Frigyes
Karinthy : "Images animées"
La lÉgende de verŐce
La béatification n’a pas encore eu
lieu, et elle n’aura peut-être pas lieu ; mais si ce que
raconte mon ami Emil est vrai, or je crois en ce que dit Emil d’une foi
forte et simple, alors cela ne devrait plus tarder.
Je dois croire en ce que dit Emil, parce
qu’Emil est une âme simple et vraie, Emil est doux et
tolérant et Erzsi est sa femme. Et si Emil a
loué cette pauvre chambre d’hôte avec coin cuisine dans
cette maison paysanne de Verőce, cela prouve
qu’Emil est habité par une authentique humilité et
continence chrétienne. En effet, Emil devait savoir ce que
déclarerait sa fidèle épouse Erzsi
et surtout sur quel ton et avec quelle intensité de la voix, quand elle
verrait ce qu’il a loué pour elle, pour deux mois seulement, parce
que ça coûte un peu moins cher que de louer un château. Emil
le savait bien à l’avance et il a quand même loué
cette chambre. Cela prouve, je le répète, qu’Emil voulait
résolument souffrir et tolérer, avec humilité et dans le
silence, ce que sa fidèle épouse Erzsi
lui destinait, manifestation de la providence et preuve divine, quand,
chargés de bagages, ils sont arrivés dans leur location de Verőce.

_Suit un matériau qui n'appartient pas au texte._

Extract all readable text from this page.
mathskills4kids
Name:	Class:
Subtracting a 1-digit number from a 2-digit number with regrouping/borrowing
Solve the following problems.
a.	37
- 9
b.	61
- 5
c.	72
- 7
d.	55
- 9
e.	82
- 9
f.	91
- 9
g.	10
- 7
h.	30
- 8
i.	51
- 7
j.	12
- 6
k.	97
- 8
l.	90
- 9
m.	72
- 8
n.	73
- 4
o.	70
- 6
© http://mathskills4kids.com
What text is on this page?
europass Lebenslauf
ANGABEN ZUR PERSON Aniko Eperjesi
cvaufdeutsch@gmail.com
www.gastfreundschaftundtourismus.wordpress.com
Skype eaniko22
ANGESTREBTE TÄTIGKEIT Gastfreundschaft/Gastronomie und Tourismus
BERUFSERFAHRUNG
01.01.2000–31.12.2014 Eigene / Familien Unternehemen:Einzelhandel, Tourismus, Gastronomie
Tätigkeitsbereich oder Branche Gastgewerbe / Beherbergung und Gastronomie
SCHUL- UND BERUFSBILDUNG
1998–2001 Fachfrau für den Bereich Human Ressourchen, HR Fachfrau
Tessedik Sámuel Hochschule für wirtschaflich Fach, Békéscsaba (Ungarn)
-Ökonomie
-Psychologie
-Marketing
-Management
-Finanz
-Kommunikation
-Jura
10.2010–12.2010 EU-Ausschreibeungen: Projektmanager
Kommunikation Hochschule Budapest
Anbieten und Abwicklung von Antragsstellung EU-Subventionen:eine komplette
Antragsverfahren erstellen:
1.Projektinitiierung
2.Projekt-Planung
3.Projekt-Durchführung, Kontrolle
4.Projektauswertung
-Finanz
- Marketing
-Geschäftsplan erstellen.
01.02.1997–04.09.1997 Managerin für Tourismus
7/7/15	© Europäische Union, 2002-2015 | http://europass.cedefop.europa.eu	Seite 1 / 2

De ces minutes Emil ne dit rien, modeste
comme tout martyr expérimenté, je dirai même routinier, qui
n’a pas coutume de se targuer de ses souffrances.
Ce qu’il m’a relaté, ce
petit épisode (que je me suis permis de qualifier de légende dans
le titre), ne s’est d’ailleurs pas produit le soir même, mais
dans la deuxième moitié de la même nuit, presque à
l’aube.
Épuisé par la scène de
ménage (de façon surprenante, c’est Emil qui était
plus exténué alors qu’il n’avait pas dit un mot), le
couple dormait d’un sommeil réparateur.
Donnons la parole à Emil.
- Alors, tu vois, en approchant de
l’aube – le jour pointait à peine – j’ai
l’impression que quelque chose me pique et ça me réveille.
Je me retourne d’un côté, puis de l’autre, je replie
l’édredon, qu’est-ce que je vois ? Une vilaine grosse
punaise qui grimpe sur le drap… Tu imagines… Si Erzsi
voit ça… En plus du reste !... Elle boucle les bagages sur le
champ, tu la connais… Heureusement Erzsi dort
profondément… Je sors du lit sur la pointe des pieds…
J’attrape la punaise… Je cours vers la fenêtre sans faire de
bruit, pour la jeter… Rien à faire !... Elle a l’oreille
fine… Je l’entends dire derrière moi :
« Qu’est-ce qui se passe ? Pourquoi tu te
promènes ? », et tout de suite
après ses cris et ses gémissements :
« Jésus Marie, que portes-tu là, qu’est-ce que
tu serres dans ta main ? » « Rien, rien »
- j’essaye de la rassurer, « dors tranquillement ».
Mais elle hurle comme piquée non par une punaise, mais par un scorpion.
« Une punaise ! Une punaise ! » « Ce
n’est pas vrai ! » - je réponds résolument
– « pas une punaise ! » « Mais
quoi ? » « Une coccinelle. » - Je mens de
frayeur. – « Montre. »
Alors j’ai fermé les yeux et
ouvert la main – mon ami, une
coccinelle était tapie dans le creux de ma main ! Je te jure
qu’un miracle s’est produit, car je suis absolument certain que ce
que j’avais attrapé était une punaise !
Je crois les paroles d’Emil. Dans la
modeste église de mon âme je serais favorable à la
béatification de l’Emil de Verőce
et à la construction d’une chapelle sur les lieux, afin de
pérenniser le souvenir de cette légende.